Reputation: 148
I'm trying to write a function to automate the creation of some new variables using tidyverse tools. I figured out my problem involves tidyeval, but I haven't quite figured out where I went wrong in the code below, which is just reproducing the variable name. As a second step, I'd like to do something besides a for loop to apply the function a bunch of times. I've read enough StackOverflow answers shaming for loops, but I can't find a worked example for using some kind of apply function creating new variables on an existing dataframe. Thanks!
library(tidyverse)
x = c(0,1,2,3,4)
y = c(0,2,4,5,8)
df <- data.frame(x,y)
df
simple_func <- function(x) {
var_name <- paste0("pre_", x, "_months")
var_name <- enquo(var_name)
df <- df %>%
mutate(!! var_name := ifelse(x==y,1,0)) %>%
mutate(!! var_name := replace_na(!! var_name))
return(df)
}
simple_func(1)
#Desired result
temp <- data.frame("pre_1_months" = c(1,0,0,0,0))
temp
bind_cols(df,temp)
#Step 2, use some kind of apply function rather than a loop to apply this function sequentially
nums <- seq(1:10)
for (i in seq_along(nums)) {
df <- simple_func(nums[i])
}
df
Upvotes: 0
Views: 72
Reputation: 173858
To build on @akrun's answer, the more idiomatic way to do this would be to pass df
as the first parameter of your function, and have x as the second. You can vectorize the function by putting the loop inside it to run once for each element in x by using rlang::syms
instead of sym
. It also makes the code shorter, and you can add it into the pipe as if it was a dplyr
function.
simple_func <- function(df, x)
{
for(var_name in rlang::syms(paste0("pre_", x, "_months")))
{
df <- mutate(df, !! var_name := replace_na(ifelse(x==y,1,0)))
}
df
}
So now you can do:
df %>% simple_fun(1:5)
#> x y pre_1_months pre_2_months pre_3_months pre_4_months pre_5_months
#> 1 0 0 1 1 1 1 1
#> 2 1 2 0 0 0 0 0
#> 3 2 4 0 0 0 0 0
#> 4 3 5 0 0 0 0 0
#> 5 4 8 0 0 0 0 0
EDIT
Following the comment from Lionel Henry, and also from noting the OPs desire to avoid loops, here is a single function without loops that can be used in the pipe with x
of an arbitrary length, and which doesn't rely on converting to symbols:
simple_func <- function(df, x) {
f <- function(v) df <<- mutate(df, !!v := replace_na(ifelse(x == y, 1, 0)))

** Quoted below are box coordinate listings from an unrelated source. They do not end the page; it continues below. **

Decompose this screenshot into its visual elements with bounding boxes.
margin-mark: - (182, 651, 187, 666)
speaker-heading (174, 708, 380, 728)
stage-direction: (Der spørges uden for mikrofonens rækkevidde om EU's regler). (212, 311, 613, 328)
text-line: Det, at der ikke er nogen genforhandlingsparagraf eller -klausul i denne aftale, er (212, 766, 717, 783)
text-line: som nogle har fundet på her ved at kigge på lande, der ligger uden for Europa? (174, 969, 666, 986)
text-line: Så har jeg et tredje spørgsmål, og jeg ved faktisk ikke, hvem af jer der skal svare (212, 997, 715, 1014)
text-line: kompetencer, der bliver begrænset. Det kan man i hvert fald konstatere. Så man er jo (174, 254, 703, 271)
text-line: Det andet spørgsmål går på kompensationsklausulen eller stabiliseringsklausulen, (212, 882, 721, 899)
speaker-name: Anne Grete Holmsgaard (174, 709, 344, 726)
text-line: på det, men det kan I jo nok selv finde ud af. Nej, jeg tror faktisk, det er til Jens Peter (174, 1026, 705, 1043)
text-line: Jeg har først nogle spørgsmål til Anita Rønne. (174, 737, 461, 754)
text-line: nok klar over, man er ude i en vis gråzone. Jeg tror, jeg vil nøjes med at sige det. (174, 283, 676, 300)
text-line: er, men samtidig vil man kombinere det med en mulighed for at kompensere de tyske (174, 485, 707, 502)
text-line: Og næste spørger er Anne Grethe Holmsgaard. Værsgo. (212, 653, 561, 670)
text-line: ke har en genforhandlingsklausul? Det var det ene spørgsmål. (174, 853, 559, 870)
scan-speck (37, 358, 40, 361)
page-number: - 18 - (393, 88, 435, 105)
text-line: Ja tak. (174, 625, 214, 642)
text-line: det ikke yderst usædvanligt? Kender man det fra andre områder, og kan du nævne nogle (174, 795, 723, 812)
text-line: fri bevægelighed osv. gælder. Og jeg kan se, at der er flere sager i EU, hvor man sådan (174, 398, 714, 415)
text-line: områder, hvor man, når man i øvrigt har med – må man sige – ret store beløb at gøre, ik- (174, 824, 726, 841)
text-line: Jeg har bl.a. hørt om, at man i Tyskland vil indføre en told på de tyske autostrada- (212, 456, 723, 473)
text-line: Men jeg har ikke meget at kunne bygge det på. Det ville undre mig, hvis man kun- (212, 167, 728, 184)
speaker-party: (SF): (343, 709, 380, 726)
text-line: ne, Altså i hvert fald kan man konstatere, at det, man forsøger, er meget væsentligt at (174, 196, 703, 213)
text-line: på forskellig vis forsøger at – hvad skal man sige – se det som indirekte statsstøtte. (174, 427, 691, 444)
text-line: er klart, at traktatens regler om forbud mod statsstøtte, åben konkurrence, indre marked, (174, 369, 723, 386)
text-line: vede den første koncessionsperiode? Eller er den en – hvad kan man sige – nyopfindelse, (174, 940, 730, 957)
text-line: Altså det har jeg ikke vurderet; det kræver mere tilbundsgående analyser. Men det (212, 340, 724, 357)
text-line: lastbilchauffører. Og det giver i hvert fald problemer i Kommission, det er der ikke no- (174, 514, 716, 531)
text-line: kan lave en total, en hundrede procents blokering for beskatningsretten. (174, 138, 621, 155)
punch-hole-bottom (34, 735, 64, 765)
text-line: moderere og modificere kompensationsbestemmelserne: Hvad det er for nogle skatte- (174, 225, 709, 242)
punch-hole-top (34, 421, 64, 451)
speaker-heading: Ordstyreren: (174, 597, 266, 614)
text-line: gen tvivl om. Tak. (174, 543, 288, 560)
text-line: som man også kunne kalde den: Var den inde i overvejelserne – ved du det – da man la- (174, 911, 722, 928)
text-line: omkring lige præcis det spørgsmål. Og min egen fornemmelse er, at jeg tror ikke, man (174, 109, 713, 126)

lapply(paste0("pre_", x, "_months"), f)
return(df)
}
This works the same way:
df %>% simple_fun(1:10)
#> x y pre_1_months pre_2_months pre_3_months pre_4_months pre_5_months pre_6_months
#> 1 0 0 1 1 1 1 1 1
#> 2 1 2 0 0 0 0 0 0
#> 3 2 4 0 0 0 0 0 0
#> 4 3 5 0 0 0 0 0 0
#> 5 4 8 0 0 0 0 0 0
#> pre_7_months pre_8_months pre_9_months pre_10_months
#> 1 1 1 1 1
#> 2 0 0 0 0
#> 3 0 0 0 0
#> 4 0 0 0 0
#> 5 0 0 0 0
Upvotes: 1
Reputation: 887148
As it is a string, we can use sym
to convert to symbol and then evaluate (!!
simple_func <- function(x) {
var_name <- paste0("pre_", x, "_months")
var_name <- rlang::sym(var_name)
df %>%
mutate(!! var_name := ifelse(x==y,1,0)) %>%
mutate(!! var_name := replace_na(!! var_name))
}
checking with OP's code
nums <- seq(1:10)
for (i in seq_along(nums)) {
df <- simple_func(nums[i])
}
df
# x y pre_1_months pre_2_months pre_3_months pre_4_months pre_5_months pre_6_months pre_7_months pre_8_months
#1 0 0 1 1 1 1 1 1 1 1
#2 1 2 0 0 0 0 0 0 0 0
#3 2 4 0 0 0 0 0 0 0 0
#4 3 5 0 0 0 0 0 0 0 0
#5 4 8 0 0 0 0 0 0 0 0
# pre_9_months pre_10_months
#1 1 1
#2 0 0
#3 0 0
#4 0 0
#5 0 0
We could use map
and change the mutate
to transmute
simple_func <- function(x) {
var_name <- paste0("pre_", x, "_months")
var_name <- rlang::sym(var_name)
df %>%
transmute(!! var_name := ifelse(x==y,1,0)) %>%
transmute(!! var_name := replace_na(!! var_name))
}
library(purrr)
library(dplyr)
map_dfc(1:10, simple_func) %>%
bind_cols(df,.)
Upvotes: 1